Security for rabbis who have reached the retirement age is now assured through a retirement-pension plan in which the individual rabbi, his congregation and the Union of American Hebrew Congregations and the Central Conference of American Rabbis acting together will participate, it was announced today in a statement issued jointly by Mr. Adolph Rosenberg, chairman of the board of the Union of American Hebrew Congregations, for the congregations, and Rabbi James G. Heller, president of the Central Conference of American Rabbis, for the rabbis.
The announcement of a definite plan climaxes years of study, it was stated. Ratification of at least seventy-five per cent of Union congregations, by September 1, is necessary, so that a group annuity contract can be negotiated covering all rabbis below the pension age of sixty-five and otherwise eligible.
The plan provides for the Union and the Conference to place at the disposal of the Joint Committee on Rabbinical pensions, funds totaling over $220,000 which have been contributed and designated for this purpose. Of this sum, $150,000 is to be given by the Central Conference of American Rabbis from its own Pension Fund, and the rest by the Union of American Hebrew Congregations from the Schiff Fund and from the Joseph Schonthal Fund.

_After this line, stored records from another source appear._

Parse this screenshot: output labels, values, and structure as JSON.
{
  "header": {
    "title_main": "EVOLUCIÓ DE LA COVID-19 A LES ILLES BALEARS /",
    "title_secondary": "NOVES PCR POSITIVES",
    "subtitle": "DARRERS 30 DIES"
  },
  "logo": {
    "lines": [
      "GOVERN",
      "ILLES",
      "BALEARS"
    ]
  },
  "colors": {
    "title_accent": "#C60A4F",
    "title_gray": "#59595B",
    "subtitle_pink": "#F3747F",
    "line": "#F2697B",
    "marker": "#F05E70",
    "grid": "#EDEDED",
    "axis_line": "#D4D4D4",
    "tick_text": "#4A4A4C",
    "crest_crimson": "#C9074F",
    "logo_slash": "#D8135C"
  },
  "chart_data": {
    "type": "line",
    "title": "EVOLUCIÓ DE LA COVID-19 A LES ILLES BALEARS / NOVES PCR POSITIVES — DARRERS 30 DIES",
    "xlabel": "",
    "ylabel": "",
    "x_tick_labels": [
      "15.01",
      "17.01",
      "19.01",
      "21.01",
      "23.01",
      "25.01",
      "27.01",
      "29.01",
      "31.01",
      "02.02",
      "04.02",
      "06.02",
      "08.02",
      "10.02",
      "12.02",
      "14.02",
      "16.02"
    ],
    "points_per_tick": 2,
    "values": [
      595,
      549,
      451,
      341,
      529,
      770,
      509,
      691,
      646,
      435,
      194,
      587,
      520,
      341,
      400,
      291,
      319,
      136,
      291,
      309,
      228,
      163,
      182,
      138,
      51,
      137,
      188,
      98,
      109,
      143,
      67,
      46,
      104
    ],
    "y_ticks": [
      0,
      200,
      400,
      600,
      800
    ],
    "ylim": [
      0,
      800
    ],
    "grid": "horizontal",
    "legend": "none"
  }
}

Provisions of the Pension Plan provide that each rabbi is to contribute annually three per cent of his salary, with the Congregation paying seven per cent annually. The Union and Conference, acting jointly, are to pay one to three per cent of his salary annually, depending on the age of the rabbi when he enters the plan. The cost of the latter charge will be defrayed in part out of the above Pension Funds and the remainder incorporated in the Budgets of the Union and Conference. A policy will be issued to the rabbi providing a retirement annuity at the age of sixty-five, and death benefits before that age.